Peter, of course an icon of a given saint should have some resemblance to him or her, if there exists a historical description, verbal, or painted portrait. This is not always the case, however. If a saint's actual physical appearance is not known, this does NOT give licence to the iconographer to paint that saint using a living person as a model, as did Michelangelo and other artists, in the manner I mentioned in my last post. Self-portraits in the guise of portraying saints is a particularly arrogant gesture, even in a non-Orthodox artwork.
For many saints, particularly female saints, there exists no record of what they looked like, so an iconographer draws from the life of the saint, the liturgical material written for him or her, etc, and paints an icon consistent with the qualities of that saint: layman/monastic/cleric (of appropriate rank), humble or noble birth, station in life (warrior, unmercenary healer, etc) where this has a spiritual meaning, whether the saint was young or aged at repose, whether he or she died a martyr's death, the list goes on.

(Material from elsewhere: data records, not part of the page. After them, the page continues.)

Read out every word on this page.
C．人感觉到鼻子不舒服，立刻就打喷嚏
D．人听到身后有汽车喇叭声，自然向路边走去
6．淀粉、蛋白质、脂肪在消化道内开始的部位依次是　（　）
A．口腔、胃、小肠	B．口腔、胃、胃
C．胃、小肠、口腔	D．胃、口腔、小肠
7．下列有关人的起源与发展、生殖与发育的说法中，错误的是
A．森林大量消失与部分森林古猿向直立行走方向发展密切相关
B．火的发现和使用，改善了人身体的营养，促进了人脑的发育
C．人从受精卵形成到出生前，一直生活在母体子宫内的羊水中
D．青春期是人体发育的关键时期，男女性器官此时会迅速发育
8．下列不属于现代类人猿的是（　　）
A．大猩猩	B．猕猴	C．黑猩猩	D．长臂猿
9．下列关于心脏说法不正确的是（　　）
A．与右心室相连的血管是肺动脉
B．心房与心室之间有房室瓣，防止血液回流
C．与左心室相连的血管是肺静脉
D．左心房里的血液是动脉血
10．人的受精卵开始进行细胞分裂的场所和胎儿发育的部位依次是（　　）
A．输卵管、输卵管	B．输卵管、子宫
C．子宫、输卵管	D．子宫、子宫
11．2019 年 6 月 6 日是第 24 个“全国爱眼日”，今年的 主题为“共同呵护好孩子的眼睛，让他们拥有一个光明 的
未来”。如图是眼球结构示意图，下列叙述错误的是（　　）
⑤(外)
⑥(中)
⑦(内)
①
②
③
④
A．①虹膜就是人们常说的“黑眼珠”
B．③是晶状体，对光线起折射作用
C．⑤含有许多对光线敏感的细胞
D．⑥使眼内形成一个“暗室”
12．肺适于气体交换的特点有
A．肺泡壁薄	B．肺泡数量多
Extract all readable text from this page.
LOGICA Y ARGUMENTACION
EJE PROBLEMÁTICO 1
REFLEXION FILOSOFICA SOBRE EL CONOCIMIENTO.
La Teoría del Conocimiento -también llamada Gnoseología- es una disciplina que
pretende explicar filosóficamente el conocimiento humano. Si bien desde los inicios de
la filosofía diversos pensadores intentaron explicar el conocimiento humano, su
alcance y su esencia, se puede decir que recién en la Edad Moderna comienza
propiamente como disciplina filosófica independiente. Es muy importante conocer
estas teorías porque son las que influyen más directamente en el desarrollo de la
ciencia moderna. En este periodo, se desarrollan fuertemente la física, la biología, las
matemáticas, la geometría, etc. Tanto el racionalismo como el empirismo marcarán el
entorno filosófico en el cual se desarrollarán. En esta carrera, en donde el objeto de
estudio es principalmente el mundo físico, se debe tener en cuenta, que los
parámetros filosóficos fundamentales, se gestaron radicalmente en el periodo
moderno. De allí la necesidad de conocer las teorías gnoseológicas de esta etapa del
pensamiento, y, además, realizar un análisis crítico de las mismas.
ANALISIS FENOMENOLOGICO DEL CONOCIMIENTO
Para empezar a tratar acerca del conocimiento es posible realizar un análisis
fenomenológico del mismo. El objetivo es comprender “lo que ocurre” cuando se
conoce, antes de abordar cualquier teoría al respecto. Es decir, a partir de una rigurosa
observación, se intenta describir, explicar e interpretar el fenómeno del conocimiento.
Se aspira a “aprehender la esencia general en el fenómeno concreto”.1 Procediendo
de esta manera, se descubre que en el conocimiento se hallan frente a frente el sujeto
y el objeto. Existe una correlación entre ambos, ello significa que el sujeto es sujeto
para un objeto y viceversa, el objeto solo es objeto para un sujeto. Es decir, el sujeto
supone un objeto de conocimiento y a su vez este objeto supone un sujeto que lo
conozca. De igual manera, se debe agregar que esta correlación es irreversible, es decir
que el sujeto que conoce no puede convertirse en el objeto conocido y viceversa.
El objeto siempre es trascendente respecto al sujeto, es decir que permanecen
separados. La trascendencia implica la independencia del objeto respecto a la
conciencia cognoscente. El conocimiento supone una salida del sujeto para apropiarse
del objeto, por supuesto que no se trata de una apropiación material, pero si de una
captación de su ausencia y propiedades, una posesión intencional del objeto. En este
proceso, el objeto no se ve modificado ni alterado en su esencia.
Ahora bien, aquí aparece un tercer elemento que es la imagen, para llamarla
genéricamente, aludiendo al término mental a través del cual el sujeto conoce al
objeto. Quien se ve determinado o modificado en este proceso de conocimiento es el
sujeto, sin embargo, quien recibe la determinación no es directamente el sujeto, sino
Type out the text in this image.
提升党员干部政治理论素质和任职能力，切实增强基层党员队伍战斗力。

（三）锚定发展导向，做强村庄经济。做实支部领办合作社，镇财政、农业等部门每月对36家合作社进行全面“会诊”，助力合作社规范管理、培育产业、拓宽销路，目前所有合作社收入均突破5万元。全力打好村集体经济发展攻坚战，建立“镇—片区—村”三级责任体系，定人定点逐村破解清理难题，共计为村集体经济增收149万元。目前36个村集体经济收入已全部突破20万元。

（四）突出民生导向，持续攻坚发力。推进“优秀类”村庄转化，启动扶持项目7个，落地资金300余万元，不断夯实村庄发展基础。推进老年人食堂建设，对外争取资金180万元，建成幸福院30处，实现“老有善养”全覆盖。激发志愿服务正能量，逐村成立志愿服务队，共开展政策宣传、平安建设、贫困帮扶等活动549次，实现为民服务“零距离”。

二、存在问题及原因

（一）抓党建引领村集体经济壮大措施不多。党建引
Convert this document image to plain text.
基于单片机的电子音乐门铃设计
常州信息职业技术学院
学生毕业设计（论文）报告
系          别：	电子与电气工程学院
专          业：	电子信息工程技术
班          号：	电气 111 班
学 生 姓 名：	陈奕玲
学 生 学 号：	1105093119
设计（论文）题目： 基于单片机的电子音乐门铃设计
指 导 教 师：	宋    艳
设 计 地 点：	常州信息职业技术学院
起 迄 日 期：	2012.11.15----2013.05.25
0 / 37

It was common practice for many early bishops and other holy ones of renown to have a detailed physical description written of them soon after their death, in part to aid in their iconographic portrayal should they be later glorified as saints. This is why icons of many of the early saints and apostles are so consistent in their portrayal over so many centuries. St John Chrysostom, for instance, is always shown with short, slightly receding dark hair, and a short, neatly-trimmed beard. St Mary of Egypt is shown with unruly white hair, wizened skin (from her many years of ascetic life in the desert), and wearing a rough cloak over one shoulder. More recent saints may have the added advantage of photographic evidence, though the iconographer must be careful to not paint the icon in a photo-realistic style devoid of otherwordliness, nor should there be such features suggesting physical deformity or imperfection (such as wearing spectacles - a common modern mistake), as an icon should show the saint in his or her spiritually perfected, heavenly state, as you rightly stated.